Since the beginning of the year, Legrand has acquired annual sales totaling around €130m.”

2016 targets confirmed

Based on 2016 first-quarter achievements, Legrand confirms its two 2016 targets4:

- organic change in sales of between -2% and +2%, and

- adjusted operating margin before acquisitions (at 2015 scope of consolidation) of between 18.5% and 19.5% of sales.

Legrand will also pursue its strategy of value-creating acquisitions.

1 Subject to standard conditions precedent.

2 UPS: Uninterruptible Power Supply.

3 Legrand holds 80% of equity.

4 Readers are invited to refer to the press release of February 11, 2016 announcing full-year 2015 results for the complete phrasing of Legrand’s 2016 targets.

Key figures

Consolidated data

(€ millions)(1)

  1st quarter 2015   1st quarter 2016
Sales   1,164.7   1,189.6
Adjusted operating profit   218.6   226.7
As % of sales 18.8% 19.1%
19.2% before acquisitions(2)
Operating profit 208.5 216.0
As % of sales   17.9%   18.2%
Net income excluding minorities 127.4(3) 127.4(3)
As % of sales   10.9%   10.7%
Normalized free cash flow 174.0 155.5
As % of sales 14.9% 13.1%
Free cash flow 56.8 37.4
As % of sales   4.9%   3.1%
Net financial debt at March 31   866.9   790.9

(1) See appendices to this press release for definitions and reconciliation tables of indicators presented.

(2) At 2015 scope of consolidation.

(3) Excluding the impact of the foreign-exchange result, net income excluding minorities would come to €130.0m in the first quarter of 2016 compared with €127.7m in the first quarter of 2015, thus showing an increase of close to +2%.

Financial performance at March 31, 2016

Consolidated sales

First-quarter 2016 sales totaled €1,189.6m, up +2.1% from the first quarter of 2015, thanks in particular to the favorable +3.0% impact of the broader scope of consolidation that resulted from acquisitions.

The organic change in Group sales came to +1.9%, reflecting a +2.9% rise in mature countries as a whole, and flat sales (0.0%) in new economies.

Excluding the exchange-rate effect, sales rose +5% in the first quarter of 2016.

The exchange-rate impact was -2.8%. Taking into account exchange rates at April 30, the full-year exchange-rate effect would be close to -3%.
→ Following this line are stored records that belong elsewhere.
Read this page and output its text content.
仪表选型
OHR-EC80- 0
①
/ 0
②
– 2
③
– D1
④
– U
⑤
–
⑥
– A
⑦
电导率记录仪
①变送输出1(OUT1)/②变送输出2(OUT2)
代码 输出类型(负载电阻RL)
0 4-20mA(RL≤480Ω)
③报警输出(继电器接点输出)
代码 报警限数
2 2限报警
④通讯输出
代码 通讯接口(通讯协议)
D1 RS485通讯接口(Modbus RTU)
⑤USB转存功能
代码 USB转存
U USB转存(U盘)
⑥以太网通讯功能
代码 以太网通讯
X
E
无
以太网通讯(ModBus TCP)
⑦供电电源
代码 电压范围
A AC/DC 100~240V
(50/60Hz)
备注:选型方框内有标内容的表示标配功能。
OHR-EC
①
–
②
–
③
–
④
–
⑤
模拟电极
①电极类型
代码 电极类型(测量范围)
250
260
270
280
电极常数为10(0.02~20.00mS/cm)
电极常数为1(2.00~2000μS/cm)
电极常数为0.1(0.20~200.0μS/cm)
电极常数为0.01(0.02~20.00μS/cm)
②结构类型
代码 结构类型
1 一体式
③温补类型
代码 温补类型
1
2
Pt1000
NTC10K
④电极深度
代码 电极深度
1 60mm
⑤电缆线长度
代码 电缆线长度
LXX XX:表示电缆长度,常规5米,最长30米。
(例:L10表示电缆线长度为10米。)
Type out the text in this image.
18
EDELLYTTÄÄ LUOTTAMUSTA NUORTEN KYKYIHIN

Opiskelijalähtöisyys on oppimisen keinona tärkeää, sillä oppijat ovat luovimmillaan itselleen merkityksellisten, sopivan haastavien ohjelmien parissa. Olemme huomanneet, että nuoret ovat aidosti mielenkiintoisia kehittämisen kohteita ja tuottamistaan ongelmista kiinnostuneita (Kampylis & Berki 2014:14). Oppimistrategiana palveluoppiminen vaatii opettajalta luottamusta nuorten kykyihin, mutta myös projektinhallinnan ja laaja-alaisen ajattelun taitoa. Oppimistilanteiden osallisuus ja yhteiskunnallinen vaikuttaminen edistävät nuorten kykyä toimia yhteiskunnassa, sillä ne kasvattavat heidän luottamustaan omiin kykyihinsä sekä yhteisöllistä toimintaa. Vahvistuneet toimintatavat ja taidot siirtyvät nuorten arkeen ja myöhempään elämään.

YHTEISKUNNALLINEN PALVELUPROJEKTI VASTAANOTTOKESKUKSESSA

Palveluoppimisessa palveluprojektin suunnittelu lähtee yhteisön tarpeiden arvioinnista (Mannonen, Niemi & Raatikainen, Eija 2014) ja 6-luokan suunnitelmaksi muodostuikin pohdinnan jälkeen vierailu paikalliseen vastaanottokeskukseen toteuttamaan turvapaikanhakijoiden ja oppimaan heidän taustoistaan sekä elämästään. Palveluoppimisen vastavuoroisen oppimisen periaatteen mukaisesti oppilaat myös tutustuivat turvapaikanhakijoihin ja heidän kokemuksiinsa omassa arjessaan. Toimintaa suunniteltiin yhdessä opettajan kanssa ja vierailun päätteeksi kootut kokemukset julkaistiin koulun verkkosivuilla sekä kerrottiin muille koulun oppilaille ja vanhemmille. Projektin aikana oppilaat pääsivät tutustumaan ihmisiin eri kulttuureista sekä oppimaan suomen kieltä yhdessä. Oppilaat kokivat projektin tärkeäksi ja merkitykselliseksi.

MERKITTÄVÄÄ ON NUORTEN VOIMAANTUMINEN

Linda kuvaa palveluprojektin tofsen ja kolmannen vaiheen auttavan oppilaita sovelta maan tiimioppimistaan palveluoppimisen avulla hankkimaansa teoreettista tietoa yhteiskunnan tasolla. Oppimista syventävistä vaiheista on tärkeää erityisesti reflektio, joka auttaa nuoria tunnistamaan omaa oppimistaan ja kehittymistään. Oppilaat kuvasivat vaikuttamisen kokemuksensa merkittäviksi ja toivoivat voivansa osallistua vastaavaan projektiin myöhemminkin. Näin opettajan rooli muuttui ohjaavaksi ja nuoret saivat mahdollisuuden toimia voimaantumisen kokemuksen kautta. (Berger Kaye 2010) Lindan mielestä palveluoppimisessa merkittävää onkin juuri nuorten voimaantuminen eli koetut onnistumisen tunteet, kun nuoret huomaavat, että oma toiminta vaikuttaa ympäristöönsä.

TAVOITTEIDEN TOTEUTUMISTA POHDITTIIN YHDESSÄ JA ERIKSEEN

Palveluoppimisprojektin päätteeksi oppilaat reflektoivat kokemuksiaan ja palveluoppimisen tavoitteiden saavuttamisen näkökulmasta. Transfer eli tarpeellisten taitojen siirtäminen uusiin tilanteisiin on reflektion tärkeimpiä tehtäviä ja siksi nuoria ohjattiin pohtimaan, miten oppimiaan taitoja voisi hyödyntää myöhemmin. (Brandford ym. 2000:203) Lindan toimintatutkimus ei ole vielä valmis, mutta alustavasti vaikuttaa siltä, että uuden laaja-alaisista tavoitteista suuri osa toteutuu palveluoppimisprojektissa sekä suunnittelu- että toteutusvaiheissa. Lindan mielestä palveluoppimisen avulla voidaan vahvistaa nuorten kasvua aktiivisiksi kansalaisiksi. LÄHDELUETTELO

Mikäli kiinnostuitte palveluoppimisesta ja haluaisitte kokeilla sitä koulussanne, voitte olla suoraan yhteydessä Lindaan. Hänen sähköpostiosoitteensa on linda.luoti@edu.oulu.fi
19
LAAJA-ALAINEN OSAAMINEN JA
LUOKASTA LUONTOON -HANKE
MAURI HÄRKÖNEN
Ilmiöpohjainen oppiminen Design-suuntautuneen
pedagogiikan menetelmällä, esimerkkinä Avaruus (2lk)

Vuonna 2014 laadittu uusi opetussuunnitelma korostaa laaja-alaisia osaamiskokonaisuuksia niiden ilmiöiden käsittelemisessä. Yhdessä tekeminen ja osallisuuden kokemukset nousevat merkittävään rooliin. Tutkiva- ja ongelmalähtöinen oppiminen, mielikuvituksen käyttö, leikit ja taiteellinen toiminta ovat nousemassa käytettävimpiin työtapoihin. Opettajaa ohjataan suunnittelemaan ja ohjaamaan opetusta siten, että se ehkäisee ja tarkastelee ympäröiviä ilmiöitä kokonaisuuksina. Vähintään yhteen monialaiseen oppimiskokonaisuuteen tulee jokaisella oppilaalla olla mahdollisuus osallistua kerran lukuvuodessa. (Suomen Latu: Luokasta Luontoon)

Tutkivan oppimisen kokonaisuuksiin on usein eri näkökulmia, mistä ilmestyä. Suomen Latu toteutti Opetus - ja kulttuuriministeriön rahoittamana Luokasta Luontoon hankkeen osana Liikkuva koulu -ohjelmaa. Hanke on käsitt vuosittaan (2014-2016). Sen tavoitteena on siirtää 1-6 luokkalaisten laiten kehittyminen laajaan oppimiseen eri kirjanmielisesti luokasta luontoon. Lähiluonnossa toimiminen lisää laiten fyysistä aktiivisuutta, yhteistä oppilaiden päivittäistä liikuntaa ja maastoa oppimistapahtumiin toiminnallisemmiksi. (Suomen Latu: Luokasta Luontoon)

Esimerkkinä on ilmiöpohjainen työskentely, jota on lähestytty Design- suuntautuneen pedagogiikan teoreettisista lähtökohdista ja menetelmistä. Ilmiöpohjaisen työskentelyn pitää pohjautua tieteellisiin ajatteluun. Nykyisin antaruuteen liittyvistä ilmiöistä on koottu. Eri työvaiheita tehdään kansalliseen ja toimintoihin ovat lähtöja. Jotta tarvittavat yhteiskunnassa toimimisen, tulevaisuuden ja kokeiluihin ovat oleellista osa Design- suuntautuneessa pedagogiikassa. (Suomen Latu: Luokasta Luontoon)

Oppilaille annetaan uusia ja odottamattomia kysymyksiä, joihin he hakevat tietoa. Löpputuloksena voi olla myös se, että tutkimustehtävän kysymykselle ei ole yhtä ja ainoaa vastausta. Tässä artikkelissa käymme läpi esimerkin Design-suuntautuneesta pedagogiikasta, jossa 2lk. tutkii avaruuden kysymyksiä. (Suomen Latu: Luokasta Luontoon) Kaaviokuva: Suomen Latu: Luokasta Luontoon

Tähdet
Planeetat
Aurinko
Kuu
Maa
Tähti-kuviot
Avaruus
Changes in sales by destination at constant scope of consolidation and exchange rates broke down as follows by region:

1st quarter 2016 / 1st quarter 2015
France

-4.0% i.e. around -2% excluding the announced effect1

Italy +4.7%
Rest of Europe +5.4%
North and Central America +7.6%
Rest of the World -2.4%
Total +1.9%

1 Readers are reminded that the press release presenting full-year 2015 results specified, concerning sales in France in the fourth quarter of 2015, that "in the fourth quarter of 2015, sales benefited from strong demand from distributors, which was more marked than in the fourth quarter of 2014.” The net impact on the change in sales in France in the first quarter of 2016 has been estimated at around -2 points.

These changes at constant scope of consolidation and exchange rates are analyzed below by geographical region:

- France (18.1% of Group sales): leading indicators for new residential construction market are improving—a trend that should be reflected in this segment of Legrand's activity (15% to 20% of its sales in France) with a few quarters’ lag—and other sectors of the construction market are improving slowly. For Legrand's own business, the organic change in sales in the first quarter of 2016 was -4.0%, and excluding the announced effect2 was around -2%, in line with the estimated trend in Legrand’s market. Readers are reminded that the second quarter of 2015 will be a demanding basis for comparison due to new-product launches then.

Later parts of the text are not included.